Mulheres que inspiram: Dra. Margarida Maria Fernandes da Silva Moraes

Mulheres que inspiram: Dra. Margarida Maria Fernandes da Silva Moraes

A Dra. Margarida Maria Fernandes da Silva Moraes é a mais velha patologista em atividade de Ribeirão Preto

Na pequena Bariri, às margens do ainda límpido rio Tietê, Margarida Maria ouvira da mãe: “Quando você morrer, Jesus vai perguntar o que você fez com os seus talentos”. Quando tinha nove anos, a mãe faleceu. No início dos anos 1950, ela teve de conviver com a desconfiança de algumas mulheres. “Menina sem mãe, boa coisa não pode dar”, diziam. Aluna aplicada, Margarida se dedicou aos estudos, sempre em instituições públicas. “Desde a infância, dizia que iria ser médica. Talvez a inspiração tenha vindo de um atencioso médico da cidade”, lembra. Já moça, prestou o vestibular para a Faculdade de Medicina de Ribeirão Preto (FMRP) da Universidade de São Paulo (USP) e foi aprovada na primeira tentativa. 

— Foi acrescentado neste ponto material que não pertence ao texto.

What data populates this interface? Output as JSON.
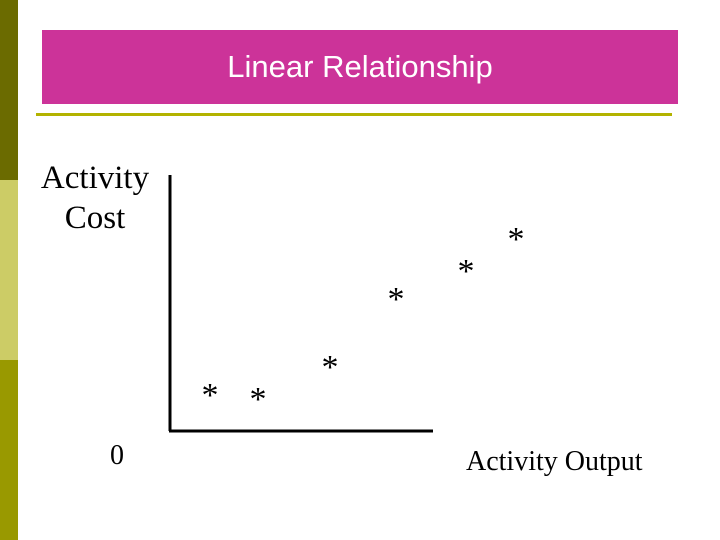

Em 1967, com o diploma na mão, fez a residência médica nos Estados Unidos. “Fui convidada a lá permanecer, como médica e cidadã americana. Optei pelo Brasil, pois acreditei que devia meus conhecimentos ao povo brasileiro, que pagou pela minha formação”, destaca. 

Hoje, às vésperas de completar 80 anos, a Dra. Margarida Maria Fernandes da Silva Moraes é a mais velha patologista em atividade de Ribeirão Preto. “Continuo a trabalhar com prazer, interesse e assiduidade”, acrescenta. Desde 1980, Margarida está à frente do MM Laboratório de Patologia e Citologia. O local é composto por uma equipe de médicos, técnicos e colaboradores de diversos segmentos que trabalham no diagnóstico de doenças, nos próprios tecidos onde elas ocorrem, como o câncer, doenças inflamatórias e degenerativas.

Além da profissão, Margarida cozinha, borda, faz tricô e ainda arranja tempo para dançar ballet. Já no âmbito pessoal, a médica celebra a sorte que teve no casamento com Cássio Ruas de Moraes. “Marido dedicado, companheiro e culto”, descreve. A família ainda é composta pelos filhos Marília e Cássio. “Meus presentes”, nomeia. E os netos, Ricardo, Marcelo e Heloísa. “Minhas alegrias”, conclui. O coração generoso de Margarida ainda tem espaço para a nora Ana Isméria e o genro Ricardo Peres.